Definitions Flashcards
Bureaucratic
Describing the process of bureaucracy, sometimes used in a derogatory sense
McDonaldization
the principles of efficiency, calculability, predictability and control by which fast food restaurants are managed and organised, as applied by Ritzer to other contemporary organisations
Hawthorne Studies
A series of studies which ran from 1924 into the late 1930s. Widely credited wit discovering the human side of the organisation.
Group
A collection of people with a sense of shared identity and something in common but not with a shared purpose.
Team
A group who meet together with a common purpose and some degree of mutual interdependence.
Personality
A set of characteristics and behaviour displayed by any individual.
Motivation
The will and desire that a person has to engage in a particular behaviour or perform a particular task.
Knowledge and learning
An aspect of organisational behaviour which emphasises the importance of information, understanding and practical skills for organisational success. In particular it examines the capacity of the organisation to share this knowledge in effective ways.
Change
The process by which an organisation changes in practice, process, culture etc. in a planned or emergent fashion.
Leadership
The process of leading or influencing the behaviour of others. In the broadest definition, it can be carried out by anyone in the organisation.
Power games and politics
The process where one individual or group tries to gain advantage or get another group to do things that they might not do otherwise.
Globalization
Defined in many different ways, globalisation is where activities take place on an increasingly global scale
Service Sector
Non-Manufacturing industries, such as retail, leisure, transport, finance and media
Corporate social responsibility
A contested term with different interpretations but generally taken to be the social and environmental responsibly corporations have towards their stakeholders
Direct Control
Face to face control of workers by a manager or owner
Impersonal control
Control of workers that is NOT done face to face , e.g. through delegation or through rules and procedures
Rational Organisational Design
The design of organisational structure and activities in order to achieve the organisation’s goals in the most technically efficient manner.
It also suggests an organisation which is designed logically and systematically, even scientifically, so as to achieve its aims.
Bureaucracy
Covers official, formal elements of rational organisational design, such as hierarchal structure, rules and procedure and official paperwork which exert impersonal control over the organisation.
Hierarchy
The levels and ranks within an organisation. Any one level reports to the level immediately above.
Office
A defined role within the organisation
Records
Information held by the organisation relevant for bureaucratic functioning, including information about workers.
Span of Control
The number of worker controlled by a manager at anyone particular level in a hierarchy
Organisational structure
The roles and positions in an organisation, often organised horizontally and vertically in the form of an organisational chart diagram.
Vertical differentiation
The process whereby a hierarchy creates a number of different lanes of management within the organisation.
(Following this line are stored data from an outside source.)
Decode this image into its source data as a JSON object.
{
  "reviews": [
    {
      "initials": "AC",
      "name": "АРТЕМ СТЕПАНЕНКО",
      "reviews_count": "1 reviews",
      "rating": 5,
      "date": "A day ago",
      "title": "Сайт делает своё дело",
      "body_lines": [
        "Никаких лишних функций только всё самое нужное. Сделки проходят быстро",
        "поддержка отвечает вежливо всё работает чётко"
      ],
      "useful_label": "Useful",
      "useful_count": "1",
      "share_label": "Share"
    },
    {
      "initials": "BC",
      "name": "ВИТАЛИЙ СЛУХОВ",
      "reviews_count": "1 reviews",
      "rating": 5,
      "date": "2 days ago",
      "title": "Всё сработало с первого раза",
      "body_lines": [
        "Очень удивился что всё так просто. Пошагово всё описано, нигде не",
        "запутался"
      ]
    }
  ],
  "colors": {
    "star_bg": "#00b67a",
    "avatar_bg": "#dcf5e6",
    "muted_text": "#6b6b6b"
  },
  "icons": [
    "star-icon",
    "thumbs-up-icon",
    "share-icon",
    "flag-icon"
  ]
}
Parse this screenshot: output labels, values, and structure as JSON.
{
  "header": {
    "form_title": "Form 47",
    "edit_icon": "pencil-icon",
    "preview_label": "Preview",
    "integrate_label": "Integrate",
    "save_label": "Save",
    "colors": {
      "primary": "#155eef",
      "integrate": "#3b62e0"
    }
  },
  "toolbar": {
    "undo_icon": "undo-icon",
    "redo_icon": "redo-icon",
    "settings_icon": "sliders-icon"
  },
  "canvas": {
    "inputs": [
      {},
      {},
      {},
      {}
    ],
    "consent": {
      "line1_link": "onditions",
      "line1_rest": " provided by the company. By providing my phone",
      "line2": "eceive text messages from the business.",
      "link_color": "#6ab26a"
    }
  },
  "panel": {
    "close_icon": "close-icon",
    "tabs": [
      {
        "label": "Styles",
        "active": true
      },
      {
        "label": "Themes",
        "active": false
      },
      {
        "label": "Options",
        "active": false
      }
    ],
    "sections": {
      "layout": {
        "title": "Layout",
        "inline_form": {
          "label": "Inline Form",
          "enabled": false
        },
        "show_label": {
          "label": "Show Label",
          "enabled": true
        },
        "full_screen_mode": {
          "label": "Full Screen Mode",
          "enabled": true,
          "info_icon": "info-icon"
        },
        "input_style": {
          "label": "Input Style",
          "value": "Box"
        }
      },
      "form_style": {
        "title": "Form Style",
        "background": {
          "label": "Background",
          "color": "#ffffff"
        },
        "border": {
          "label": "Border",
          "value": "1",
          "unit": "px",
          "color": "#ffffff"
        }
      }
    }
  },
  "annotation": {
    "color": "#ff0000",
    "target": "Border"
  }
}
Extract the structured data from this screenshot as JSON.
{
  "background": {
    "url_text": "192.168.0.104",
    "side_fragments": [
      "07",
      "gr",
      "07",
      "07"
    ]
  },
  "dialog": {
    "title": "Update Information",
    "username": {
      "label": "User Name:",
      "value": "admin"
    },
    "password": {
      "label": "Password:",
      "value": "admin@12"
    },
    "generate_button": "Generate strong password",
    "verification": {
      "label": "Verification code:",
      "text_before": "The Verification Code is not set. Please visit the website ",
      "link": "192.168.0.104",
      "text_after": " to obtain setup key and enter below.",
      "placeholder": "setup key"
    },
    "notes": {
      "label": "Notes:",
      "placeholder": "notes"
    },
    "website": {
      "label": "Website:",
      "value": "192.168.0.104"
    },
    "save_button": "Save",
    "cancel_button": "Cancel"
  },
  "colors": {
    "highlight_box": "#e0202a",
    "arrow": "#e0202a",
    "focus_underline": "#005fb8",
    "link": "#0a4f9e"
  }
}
Horizontal/ functional differentiation
The process of whereby different parts of the hierarchy are grouped according to criteria, such as function performed, the geographical area served to the product or service produced.
Official
A person who fills a particular role in an organisation. When working in that role, a person is said to be working in an official capacity.
Discretion
The ability of an individual to act according to their own independent judgement, rather than being told exactly what to do
Human resource management (MRM)
The part of the organisation that concentrates on policies and procedures relevant to the management of people within the organisation.
Pro-Forma
A type of paperwork, sometimes called a form. It is a blank template with standard fields for different types of relevant information , which is filled in as a means of capturing information for the records of an organisation.
Rational legal authority
According to Weber this is the power that is legitimated by rules and procedures associated with an office rather than by tradition or charismatic ways.
Formal Rational
Technically efficient means of achieving particular ends without thinking of the human or ethical consequence
e.g Nazi
Substantive Rationality
Rationality from a human and ethical perspective if something is formally rational and efficient it does not make it substantively rational when considering its human and ethical consequences.
Disenchantment
For Weber this was a loss of magical elements in society and suggests some of the dehumanising elements of bureaucracy.
Iron cage of bureaucracy
term coined by Weber to describe how it traded people in routine and procedures.
Dysfunctions of Bureaucracy
Unintended consequences of bureaucracy which lead to it not functioning in the efficient manner for which it is designed.
Red tape
An unintended consequence of bureaucracy, where rules and paperwork get in the way of work and activities, rather than helping tasks to perform efficiently.
Bureaucratic personality
A tendency to follow rules to the letter rather than seeing the wider picture and making more common sense judgements.
Trained incapacity
Where people are so used to their behaviour being controlled by bureaucratic rules that they become inflexible and unable to think for themselves and show initiative.